Sounds in concert with what I suggested.
Begin forwarded message:
> From: Fred Baker <FredBakerSBA at gmail.com>
> Date: April 25, 2011 12:18:18 PM PDT
> To: Khaled KOUBAA <khaled.koubaa at gmail.com>
> Cc: chapter-delegates at elists.isoc.org
> Subject: Re: [Chapter-delegates] Internet and Constitution
>
>
> On Apr 25, 2011, at 5:11 AM, Khaled KOUBAA wrote:
>
>> Dear All,
>> We in the Internet Society Tunisia are working with other partners on a campaign to introduce the "Right to access to the network" as a constitutional right to be added to the new constitution.
>
> My personal opinion - "the right to access the network" is a special case of what I think you really want, and is worded in such a way that could be very unfortunate.
>
> Taking the second point first, in television, if I were to say that you have the right to access the TV signal, that would imply that you could receive entertainment or propaganda, but would not necessarily have the right to transmit a signal. I can think of a lot of telecommunication networks (google the phrase "walled garden") that would be very happy to grant you the right to access their content using their network, but not give you the right to generate content.
>
> I think that what you're really looking for is a 21st-century statement of the US first amendment, which is the right to "speak" freely, with the most general possible definition of "to speak". I might state it as the "right to exchange any information with any consenting party on any topic using any communication medium".
>
> Note that the statement of the right does not require the information exchanged to be true or lawful; the issue the US first amendment addressed was an environment in which political statements were often unlawful and of debatable validity.
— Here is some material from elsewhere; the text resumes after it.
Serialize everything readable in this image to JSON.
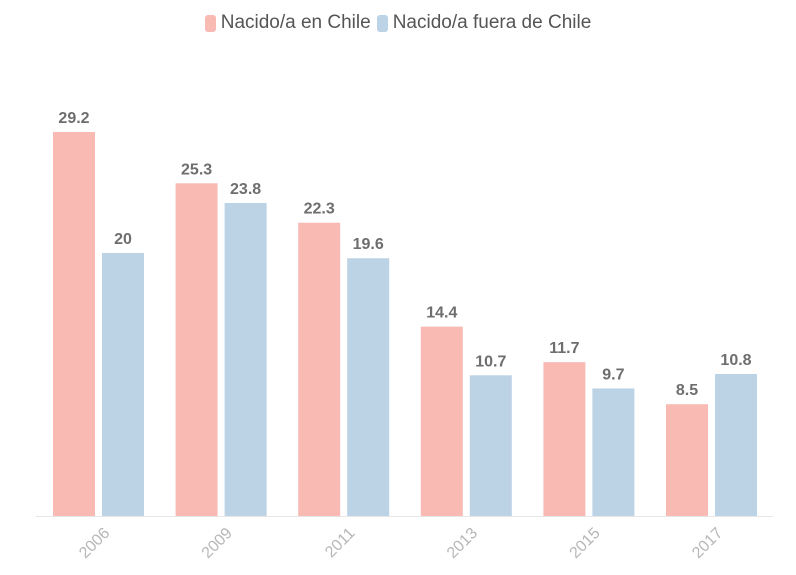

The important thing is not that your statement be correct; it is that you have the right to make it. Note that there is no implied right to lack of consequences - You have the right to make slanderous and libelous statements, and the party they are made about has the right to seek redress.
>
> The word that I myself might debate in the statement above is "consenting" - I didn't have it in the first version of the statement. I added it because I don't think that a spammer or DDOSer should have the right to attack me; both I and my email providers will argue that in general abusive communications should not be protected. But "abusive" is also in the eyes of the beholder; I can imagine issues here. Maybe that comes under the same rubric as slander and libel; you have the right to send the traffic and I have the right to prevent it from reaching me.
>
> I would suggest reading http://en.wikipedia.org/wiki/First_Amendment_to_the_United_States_Constitution for a review of the US First Amendment and the issues related to it.
>
>> We appreciate any feedback and help from your side if you can share with us other experience that you heard about or any country who is implementing such rules in their constitution.